CD Projekt shares have dropped to the lowest level in over three years soon after the Cyberpunk 2077 developer released its new financial report. Analysts also reduced their expectations for the company’s revenue.

After the Warsaw Stock Exchange resumed trading sessions on April 19, CD Projekt saw its stock decline by 10.24%. It closed at PLN 149.9 ($35.09) per share, which is the lowest rate since January 4, 2019.

CD Projekt reported a net profit of PLN 87.5 million ($20.48 million) in the fourth quarter of 2021, which is 9.6% higher than analysts’ expectations. The company’s revenue for the whole 2021 was PLN 888 million ($207 million), mainly driven by the Cyberpunk 2077 sales.

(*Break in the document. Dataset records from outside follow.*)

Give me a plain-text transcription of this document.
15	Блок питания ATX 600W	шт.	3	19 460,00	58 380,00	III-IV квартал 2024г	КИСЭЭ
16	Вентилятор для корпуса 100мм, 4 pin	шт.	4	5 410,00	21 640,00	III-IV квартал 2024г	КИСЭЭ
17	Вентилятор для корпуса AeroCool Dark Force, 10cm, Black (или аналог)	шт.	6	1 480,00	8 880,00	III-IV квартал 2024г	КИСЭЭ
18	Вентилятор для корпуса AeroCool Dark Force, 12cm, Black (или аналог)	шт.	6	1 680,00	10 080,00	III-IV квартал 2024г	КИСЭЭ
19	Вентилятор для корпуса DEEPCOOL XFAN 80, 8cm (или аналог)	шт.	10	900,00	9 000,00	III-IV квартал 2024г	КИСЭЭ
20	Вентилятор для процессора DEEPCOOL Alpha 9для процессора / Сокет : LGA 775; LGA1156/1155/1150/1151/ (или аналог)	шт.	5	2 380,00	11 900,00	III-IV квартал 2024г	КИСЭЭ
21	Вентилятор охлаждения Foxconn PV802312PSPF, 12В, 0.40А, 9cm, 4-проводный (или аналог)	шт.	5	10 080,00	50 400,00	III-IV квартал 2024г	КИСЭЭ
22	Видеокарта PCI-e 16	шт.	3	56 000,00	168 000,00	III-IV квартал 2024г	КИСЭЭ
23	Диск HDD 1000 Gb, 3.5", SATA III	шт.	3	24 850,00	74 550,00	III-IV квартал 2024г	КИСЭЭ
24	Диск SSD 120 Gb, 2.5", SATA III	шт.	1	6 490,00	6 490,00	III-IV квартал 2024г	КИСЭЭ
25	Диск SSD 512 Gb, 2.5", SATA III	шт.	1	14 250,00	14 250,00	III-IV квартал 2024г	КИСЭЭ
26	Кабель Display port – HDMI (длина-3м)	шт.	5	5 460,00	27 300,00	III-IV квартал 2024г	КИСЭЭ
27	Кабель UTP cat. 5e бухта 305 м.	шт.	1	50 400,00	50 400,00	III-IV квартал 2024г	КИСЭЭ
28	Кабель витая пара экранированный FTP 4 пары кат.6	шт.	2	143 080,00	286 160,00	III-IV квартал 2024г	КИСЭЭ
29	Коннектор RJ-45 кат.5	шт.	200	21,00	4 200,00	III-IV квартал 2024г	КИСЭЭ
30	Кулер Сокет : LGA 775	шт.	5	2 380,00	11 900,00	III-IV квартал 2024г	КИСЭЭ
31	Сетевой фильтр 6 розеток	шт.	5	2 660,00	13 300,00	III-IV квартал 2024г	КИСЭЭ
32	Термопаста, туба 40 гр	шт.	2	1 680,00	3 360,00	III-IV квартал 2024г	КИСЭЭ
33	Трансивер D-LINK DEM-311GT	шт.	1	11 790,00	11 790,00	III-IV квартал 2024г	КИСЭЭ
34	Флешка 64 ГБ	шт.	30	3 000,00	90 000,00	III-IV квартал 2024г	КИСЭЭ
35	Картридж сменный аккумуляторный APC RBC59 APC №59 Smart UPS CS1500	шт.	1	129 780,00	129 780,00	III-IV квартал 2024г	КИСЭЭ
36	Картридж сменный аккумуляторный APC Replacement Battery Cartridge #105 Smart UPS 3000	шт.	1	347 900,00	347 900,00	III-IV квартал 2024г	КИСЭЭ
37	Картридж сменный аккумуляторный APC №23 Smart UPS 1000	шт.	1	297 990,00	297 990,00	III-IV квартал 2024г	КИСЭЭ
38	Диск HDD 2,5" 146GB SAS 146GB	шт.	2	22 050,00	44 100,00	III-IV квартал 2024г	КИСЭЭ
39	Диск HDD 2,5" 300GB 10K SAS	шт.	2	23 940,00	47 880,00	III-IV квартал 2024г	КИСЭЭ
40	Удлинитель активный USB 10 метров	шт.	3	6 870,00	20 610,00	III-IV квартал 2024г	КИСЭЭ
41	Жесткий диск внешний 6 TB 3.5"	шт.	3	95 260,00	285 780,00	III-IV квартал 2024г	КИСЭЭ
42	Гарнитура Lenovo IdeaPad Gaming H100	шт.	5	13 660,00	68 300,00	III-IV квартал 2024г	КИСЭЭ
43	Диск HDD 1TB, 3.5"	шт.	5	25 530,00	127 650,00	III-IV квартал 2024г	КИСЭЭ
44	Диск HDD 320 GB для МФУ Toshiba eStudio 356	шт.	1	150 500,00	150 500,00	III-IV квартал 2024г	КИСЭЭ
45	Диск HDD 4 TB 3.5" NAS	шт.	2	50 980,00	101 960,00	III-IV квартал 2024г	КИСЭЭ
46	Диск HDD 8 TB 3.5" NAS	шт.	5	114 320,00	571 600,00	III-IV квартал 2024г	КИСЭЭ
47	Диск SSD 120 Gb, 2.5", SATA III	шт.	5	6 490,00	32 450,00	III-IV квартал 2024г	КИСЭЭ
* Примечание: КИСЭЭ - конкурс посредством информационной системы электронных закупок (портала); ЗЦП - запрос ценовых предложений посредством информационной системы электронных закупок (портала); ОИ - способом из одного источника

Despite these results, investors raised concerns over a few alarming announcements made during the presentation. According to Polish business outlet Bankier.pl, there were three key reasons for the shares drop:

  • CD Projekt plans to release a major expansion for Cyberpunk 2077 only in 2023;
  • The game sales were pretty low — 4.3 million units vs. 5.5 million units expected by analysts;
  • The company’s decision to suspend its operations in Russia and Belarus might also affect its financial results, although these countries accounted for only 5.4% of CDPR’s global revenue from sales.

As a result, analysts reduced their expectations for CD Projekt’s revenue for 2022 to PLN 882 million ($206.4 million). It is down 36.8% compared to previous forecasts. On top of that, Credit Suisse analysts lowered the target price for the company’s stock to PLN 100 ($23.4) per share, compared to the previous recommendation of PLN 214 ($50).